My original intention for this post was to write about the unique challenge of dating as a gay-Orthodox Jew (something that stemmed from a conversation I had with my father in the aftermath of my last post). Plans change. Tonight I had a conversation with someone very dear to me, Shane. This post will be about the subject matter we discussed.
A few short days ago one of my best friends, Devorah, told me that a friend of hers (an acquaintance of mine), Becky, had asked if I was aware that Shane is gay. I relayed this story to Shane, who had not come-out to Becky. Indeed, I knew of his sexuality. Not only have I been aware of Shane’s sexuality for a long time, he is my ex-boyfriend and someone who’s friendship I value dearly.
Shane and I both believe in something that is best termed “exclusive-coming-out.” We are aware of our sexuality, we live our lives as gay-Orthodox Jews, but we do not feel the need to share this fact with the entire world. We tell our families and others with whom we are close. This decision, one we had both come to before we were introduced, is based on concepts of Tzniut (modesty)—the lack of appropriateness in inviting others into our intimate lives— and the reality that many people in the Orthodox world are not prepared to accept our true identity. In some situations, announcing the truth could harm us in positions we hold. Our sexuality is the business only of those whom we decide to inform.
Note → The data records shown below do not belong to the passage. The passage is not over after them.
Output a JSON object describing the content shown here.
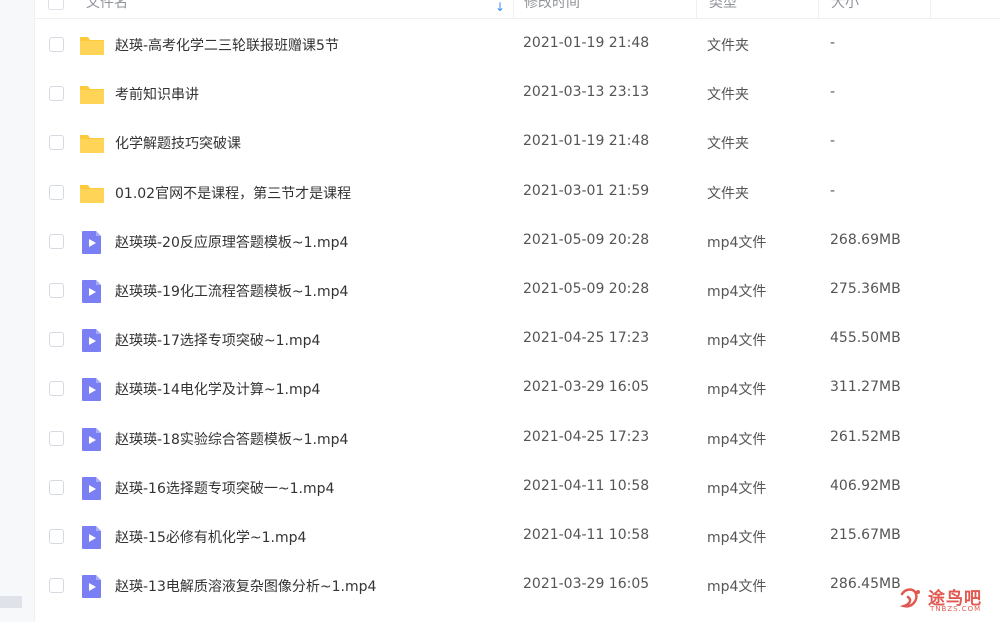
{
  "header": {
    "name_col": "文件名",
    "mtime_col": "修改时间",
    "type_col": "类型",
    "size_col": "大小",
    "sort_indicator": "↓"
  },
  "files": [
    {
      "icon": "folder-icon",
      "name": "赵瑛-高考化学二三轮联报班赠课5节",
      "mtime": "2021-01-19 21:48",
      "type": "文件夹",
      "size": "-"
    },
    {
      "icon": "folder-icon",
      "name": "考前知识串讲",
      "mtime": "2021-03-13 23:13",
      "type": "文件夹",
      "size": "-"
    },
    {
      "icon": "folder-icon",
      "name": "化学解题技巧突破课",
      "mtime": "2021-01-19 21:48",
      "type": "文件夹",
      "size": "-"
    },
    {
      "icon": "folder-icon",
      "name": "01.02官网不是课程，第三节才是课程",
      "mtime": "2021-03-01 21:59",
      "type": "文件夹",
      "size": "-"
    },
    {
      "icon": "video-file-icon",
      "name": "赵瑛瑛-20反应原理答题模板~1.mp4",
      "mtime": "2021-05-09 20:28",
      "type": "mp4文件",
      "size": "268.69MB"
    },
    {
      "icon": "video-file-icon",
      "name": "赵瑛瑛-19化工流程答题模板~1.mp4",
      "mtime": "2021-05-09 20:28",
      "type": "mp4文件",
      "size": "275.36MB"
    },
    {
      "icon": "video-file-icon",
      "name": "赵瑛瑛-17选择专项突破~1.mp4",
      "mtime": "2021-04-25 17:23",
      "type": "mp4文件",
      "size": "455.50MB"
    },
    {
      "icon": "video-file-icon",
      "name": "赵瑛瑛-14电化学及计算~1.mp4",
      "mtime": "2021-03-29 16:05",
      "type": "mp4文件",
      "size": "311.27MB"
    },
    {
      "icon": "video-file-icon",
      "name": "赵瑛瑛-18实验综合答题模板~1.mp4",
      "mtime": "2021-04-25 17:23",
      "type": "mp4文件",
      "size": "261.52MB"
    },
    {
      "icon": "video-file-icon",
      "name": "赵瑛-16选择题专项突破一~1.mp4",
      "mtime": "2021-04-11 10:58",
      "type": "mp4文件",
      "size": "406.92MB"
    },
    {
      "icon": "video-file-icon",
      "name": "赵瑛-15必修有机化学~1.mp4",
      "mtime": "2021-04-11 10:58",
      "type": "mp4文件",
      "size": "215.67MB"
    },
    {
      "icon": "video-file-icon",
      "name": "赵瑛-13电解质溶液复杂图像分析~1.mp4",
      "mtime": "2021-03-29 16:05",
      "type": "mp4文件",
      "size": "286.45MB"
    }
  ],
  "watermark": {
    "text": "途鸟吧",
    "sub": "TNBZS.COM"
  },
  "colors": {
    "folder": "#ffc93c",
    "video": "#7b7ff4",
    "sort_accent": "#3c8cff"
  }
}
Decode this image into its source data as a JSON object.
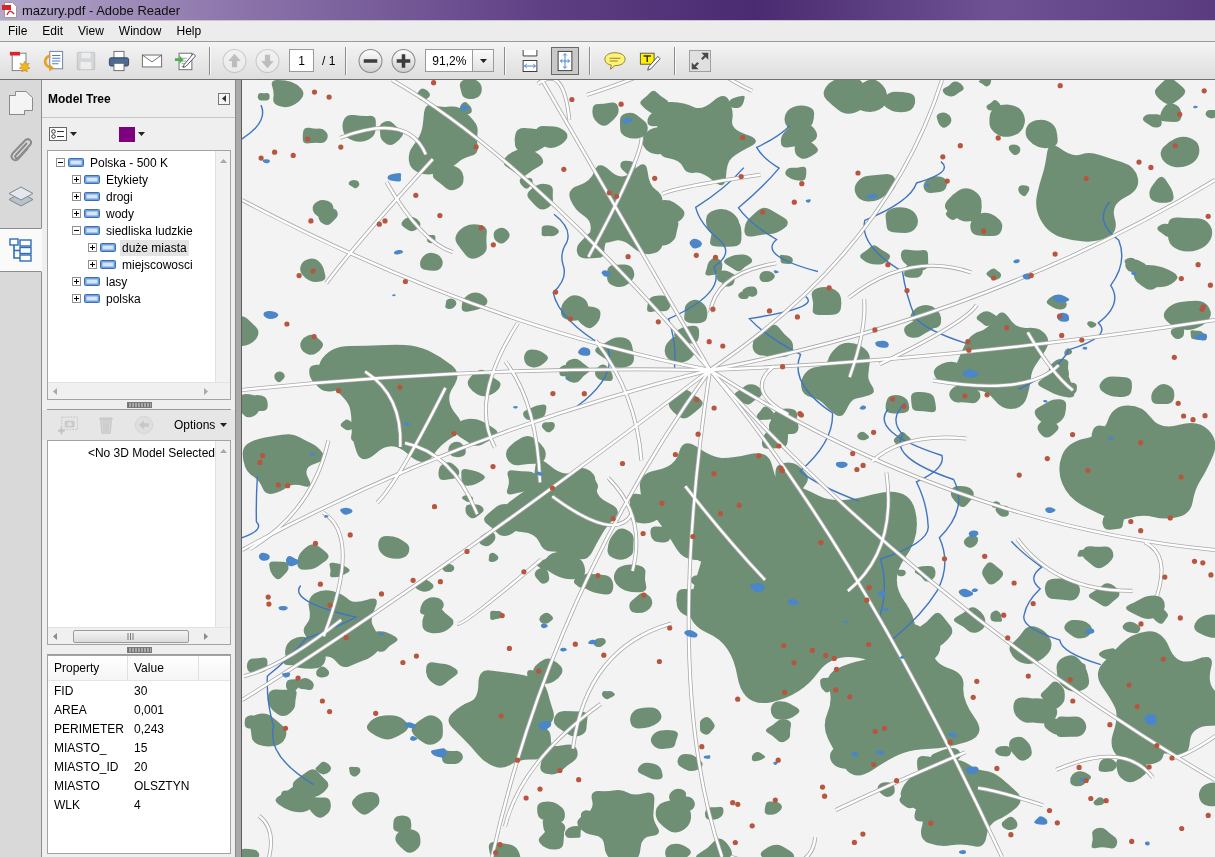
{
  "window": {
    "title": "mazury.pdf - Adobe Reader"
  },
  "menu_bar": [
    "File",
    "Edit",
    "View",
    "Window",
    "Help"
  ],
  "toolbar": {
    "file_tools": [
      {
        "kind": "create",
        "disabled": false
      },
      {
        "kind": "share",
        "disabled": false
      },
      {
        "kind": "save",
        "disabled": true
      },
      {
        "kind": "print",
        "disabled": false
      },
      {
        "kind": "email",
        "disabled": false
      },
      {
        "kind": "sign",
        "disabled": false
      }
    ],
    "page_navigation": [
      {
        "kind": "previous",
        "disabled": true
      },
      {
        "kind": "next",
        "disabled": true
      }
    ],
    "page_field": {
      "value": "1"
    },
    "page_total": "/ 1",
    "zoom_buttons": [
      {
        "kind": "zoom-out"
      },
      {
        "kind": "zoom-in"
      }
    ],
    "zoom_field": {
      "value": "91,2%"
    },
    "view_modes": [
      {
        "kind": "fit-width",
        "selected": false
      },
      {
        "kind": "fit-page",
        "selected": true
      }
    ],
    "comment_tools": [
      {
        "kind": "comment"
      },
      {
        "kind": "highlight"
      }
    ],
    "display_tools": [
      {
        "kind": "full-screen"
      }
    ]
  },
  "navigation_panel": [
    {
      "kind": "pages",
      "selected": false
    },
    {
      "kind": "attachments",
      "selected": false
    },
    {
      "kind": "layers",
      "selected": false
    },
    {
      "kind": "model-tree",
      "selected": true
    }
  ],
  "model_tree": {
    "title": "Model Tree",
    "color_swatch": {
      "color": "#7f007f"
    },
    "tree": [
      {
        "label": "Polska - 500 K",
        "expanded": true,
        "selected": false,
        "children": [
          {
            "label": "Etykiety",
            "expanded": false,
            "selected": false
          },
          {
            "label": "drogi",
            "expanded": false,
            "selected": false
          },
          {
            "label": "wody",
            "expanded": false,
            "selected": false
          },
          {
            "label": "siedliska ludzkie",
            "expanded": true,
            "selected": false,
            "children": [
              {
                "label": "duże miasta",
                "expanded": false,
                "selected": true
              },
              {
                "label": "miejscowosci",
                "expanded": false,
                "selected": false
              }
            ]
          },
          {
            "label": "lasy",
            "expanded": false,
            "selected": false
          },
          {
            "label": "polska",
            "expanded": false,
            "selected": false
          }
        ]
      }
    ],
    "view_tools": [
      {
        "kind": "camera",
        "disabled": true
      },
      {
        "kind": "delete",
        "disabled": true
      },
      {
        "kind": "back",
        "disabled": true
      }
    ],
    "options_menu": {
      "label": "Options"
    },
    "views_message": "<No 3D Model Selected",
    "properties": {
      "columns": [
        "Property",
        "Value"
      ],
      "rows": [
        {
          "property": "FID",
          "value": "30"
        },
        {
          "property": "AREA",
          "value": "0,001"
        },
        {
          "property": "PERIMETER",
          "value": "0,243"
        },
        {
          "property": "MIASTO_",
          "value": "15"
        },
        {
          "property": "MIASTO_ID",
          "value": "20"
        },
        {
          "property": "MIASTO",
          "value": "OLSZTYN"
        },
        {
          "property": "WLK",
          "value": "4"
        }
      ]
    }
  }
}
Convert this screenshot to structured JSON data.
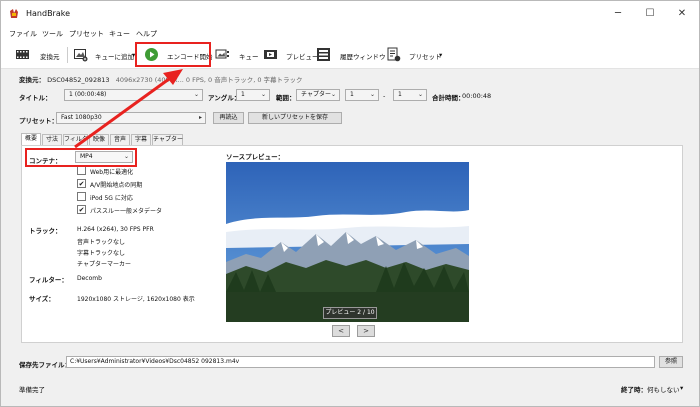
{
  "window": {
    "title": "HandBrake",
    "minimize_glyph": "─",
    "maximize_glyph": "☐",
    "close_glyph": "✕"
  },
  "menu": [
    "ファイル",
    "ツール",
    "プリセット",
    "キュー",
    "ヘルプ"
  ],
  "toolbar": {
    "source_label": "変換元",
    "add_queue_label": "キューに追加",
    "add_queue_arrow": "▾",
    "encode_label": "エンコード開始",
    "queue_label": "キュー",
    "preview_label": "プレビュー",
    "activity_label": "履歴ウィンドウ",
    "presets_label": "プリセット",
    "presets_arrow": "▾"
  },
  "source_info": {
    "label": "変換元：",
    "name": "DSC04852_092813",
    "details": "4096x2730 (4096x... 0 FPS, 0 音声トラック, 0 字幕トラック"
  },
  "title_row": {
    "title_label": "タイトル：",
    "title_value": "1 (00:00:48)",
    "angle_label": "アングル：",
    "angle_value": "1",
    "range_label": "範囲：",
    "range_value": "チャプター",
    "from_value": "1",
    "dash": "-",
    "to_value": "1",
    "duration_label": "合計時間：",
    "duration_value": "00:00:48"
  },
  "preset_row": {
    "label": "プリセット：",
    "value": "Fast 1080p30",
    "reload_label": "再読込",
    "save_new_label": "新しいプリセットを保存"
  },
  "tabs": [
    "概要",
    "寸法",
    "フィルタ",
    "映像",
    "音声",
    "字幕",
    "チャプター"
  ],
  "summary": {
    "container_label": "コンテナ：",
    "container_value": "MP4",
    "options": [
      {
        "label": "Web用に最適化",
        "checked": false
      },
      {
        "label": "A/V開始地点の同期",
        "checked": true
      },
      {
        "label": "iPod 5G に対応",
        "checked": false
      },
      {
        "label": "パススルー一般メタデータ",
        "checked": true
      }
    ],
    "check_glyph": "✔",
    "tracks_label": "トラック：",
    "tracks": [
      "H.264 (x264), 30 FPS PFR",
      "音声トラックなし",
      "字幕トラックなし",
      "チャプターマーカー"
    ],
    "filters_label": "フィルター：",
    "filters_value": "Decomb",
    "size_label": "サイズ：",
    "size_value": "1920x1080 ストレージ, 1620x1080 表示"
  },
  "preview": {
    "label": "ソースプレビュー：",
    "badge": "プレビュー 2 / 10",
    "prev_glyph": "<",
    "next_glyph": ">"
  },
  "save": {
    "label": "保存先ファイル：",
    "value": "C:¥Users¥Administrator¥Videos¥Dsc04852 092813.m4v",
    "browse_label": "参照"
  },
  "status": {
    "left": "準備完了",
    "done_label": "終了時：",
    "done_value": "何もしない",
    "done_arrow": "▾"
  },
  "colors": {
    "highlight": "#e8221f",
    "encode_green": "#3f9c35"
  }
}
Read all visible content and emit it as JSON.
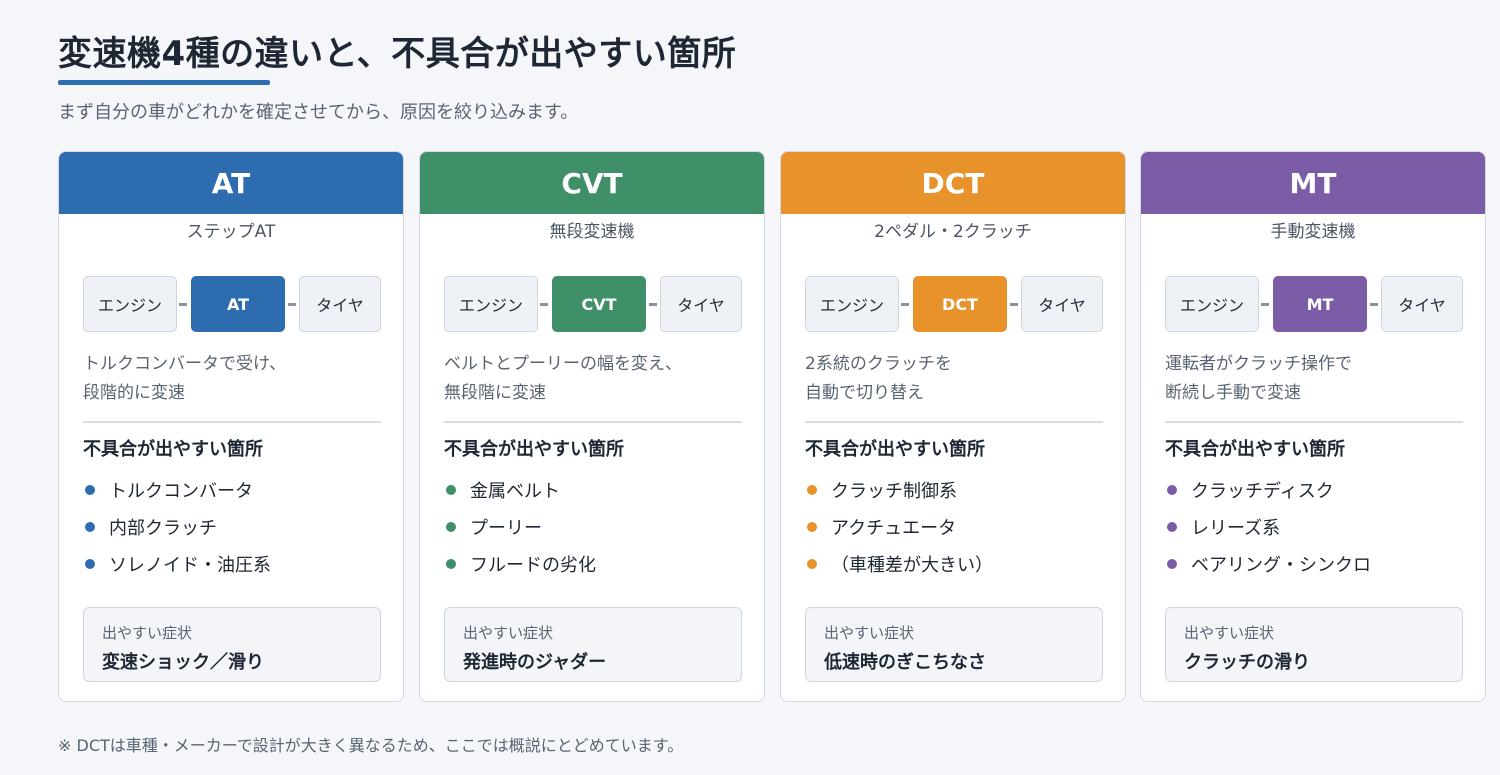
{
  "title": "変速機4種の違いと、不具合が出やすい箇所",
  "subtitle": "まず自分の車がどれかを確定させてから、原因を絞り込みます。",
  "footnote": "※ DCTは車種・メーカーで設計が大きく異なるため、ここでは概説にとどめています。",
  "colors": {
    "AT": "#2e6cb0",
    "CVT": "#3f8f68",
    "DCT": "#e8922c",
    "MT": "#7b5ca6"
  },
  "cards": [
    {
      "name": "AT",
      "subname": "ステップAT",
      "flow": {
        "left": "エンジン",
        "middle": "AT",
        "right": "タイヤ"
      },
      "desc": [
        "トルクコンバータで受け、",
        "段階的に変速"
      ],
      "issues_title": "不具合が出やすい箇所",
      "issues": [
        "トルクコンバータ",
        "内部クラッチ",
        "ソレノイド・油圧系"
      ],
      "symptom_label": "出やすい症状",
      "symptom": "変速ショック／滑り"
    },
    {
      "name": "CVT",
      "subname": "無段変速機",
      "flow": {
        "left": "エンジン",
        "middle": "CVT",
        "right": "タイヤ"
      },
      "desc": [
        "ベルトとプーリーの幅を変え、",
        "無段階に変速"
      ],
      "issues_title": "不具合が出やすい箇所",
      "issues": [
        "金属ベルト",
        "プーリー",
        "フルードの劣化"
      ],
      "symptom_label": "出やすい症状",
      "symptom": "発進時のジャダー"
    },
    {
      "name": "DCT",
      "subname": "2ペダル・2クラッチ",
      "flow": {
        "left": "エンジン",
        "middle": "DCT",
        "right": "タイヤ"
      },
      "desc": [
        "2系統のクラッチを",
        "自動で切り替え"
      ],
      "issues_title": "不具合が出やすい箇所",
      "issues": [
        "クラッチ制御系",
        "アクチュエータ",
        "（車種差が大きい）"
      ],
      "symptom_label": "出やすい症状",
      "symptom": "低速時のぎこちなさ"
    },
    {
      "name": "MT",
      "subname": "手動変速機",
      "flow": {
        "left": "エンジン",
        "middle": "MT",
        "right": "タイヤ"
      },
      "desc": [
        "運転者がクラッチ操作で",
        "断続し手動で変速"
      ],
      "issues_title": "不具合が出やすい箇所",
      "issues": [
        "クラッチディスク",
        "レリーズ系",
        "ベアリング・シンクロ"
      ],
      "symptom_label": "出やすい症状",
      "symptom": "クラッチの滑り"
    }
  ]
}
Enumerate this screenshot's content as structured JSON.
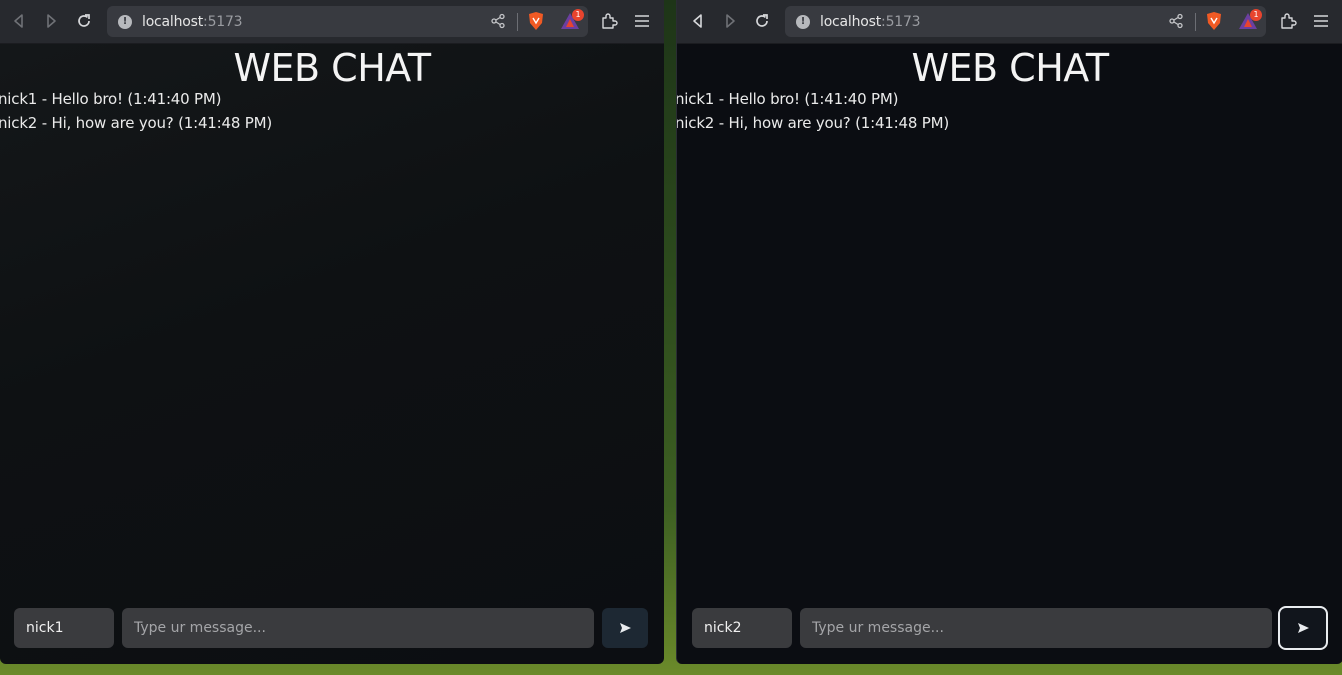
{
  "windows": [
    {
      "url_host": "localhost",
      "url_port": ":5173",
      "badge_count": "1",
      "title": "WEB CHAT",
      "messages": [
        "nick1 - Hello bro! (1:41:40 PM)",
        "nick2 - Hi, how are you? (1:41:48 PM)"
      ],
      "nickname_value": "nick1",
      "message_placeholder": "Type ur message..."
    },
    {
      "url_host": "localhost",
      "url_port": ":5173",
      "badge_count": "1",
      "title": "WEB CHAT",
      "messages": [
        "nick1 - Hello bro! (1:41:40 PM)",
        "nick2 - Hi, how are you? (1:41:48 PM)"
      ],
      "nickname_value": "nick2",
      "message_placeholder": "Type ur message..."
    }
  ],
  "colors": {
    "toolbar": "#27292e",
    "urlbar": "#383a40",
    "page_bg": "#0b0d12",
    "input_bg": "#3a3b3e",
    "brave_orange": "#f15a24",
    "badge_red": "#e8442e"
  },
  "icons": [
    "back-icon",
    "forward-icon",
    "reload-icon",
    "site-info-icon",
    "share-icon",
    "brave-shields-icon",
    "brave-rewards-icon",
    "extensions-icon",
    "menu-icon",
    "send-icon"
  ]
}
Shane was shocked when I told him of the inquiry. He had not told Becky and knew not from where she had heard. More disturbing was the fact that she felt this was a topic about which she could gossip. I do not suppose that Becky intended Shane harm. To her the conversation was probably no more than social. What she did not realize was that had her words fallen on the wrong ears Shane could face some very real, very harmful repercussions.
I have had similar incidents happen to me. Some time ago I was outed by someone I do not know to a family member of mine. Another time a friend inadvertently outed me in a conversation that followed her laughing at the suggestion of my being set up with a girl.
You may pose the following question: How if I, or Shane, intend to live my life as a gay-Orthodox Jew and perhaps one day settle down, do I intend to maintain an exclusive roster of individuals privy to my sexuality? Would this not become public knowledge? I speak for myself when I say that I am under no false impressions that there will come a point at which I will be able to exercise no control over who knows and who does not know of my sexuality. On some level I have already reached that point. This reality does not award people the right gossip about my private life and struggle. In fact, such a conversation is Loshon Hara.
Even if you, the reader, are accepting of the fact that a Jew can be both gay and Orthodox, sharing this information regarding an individual without the certain knowledge that this individual is completely out-of-the-closet is inappropriate, hurtful, potentially dangerous to this person in many ways and against Halacha.
Did Becky mean harm by her words? Probably not. Did harm occur in this instance? In some ways no, but in many ways yes. Having yourself unwillingly outed is an intense emotional shock because of the violation and invasion of privacy that accompanies such a disclosure. The best way I can describe the situation is by calling it an emotional rape.
I urge you all to think long and hard before you discuss the private lives of others.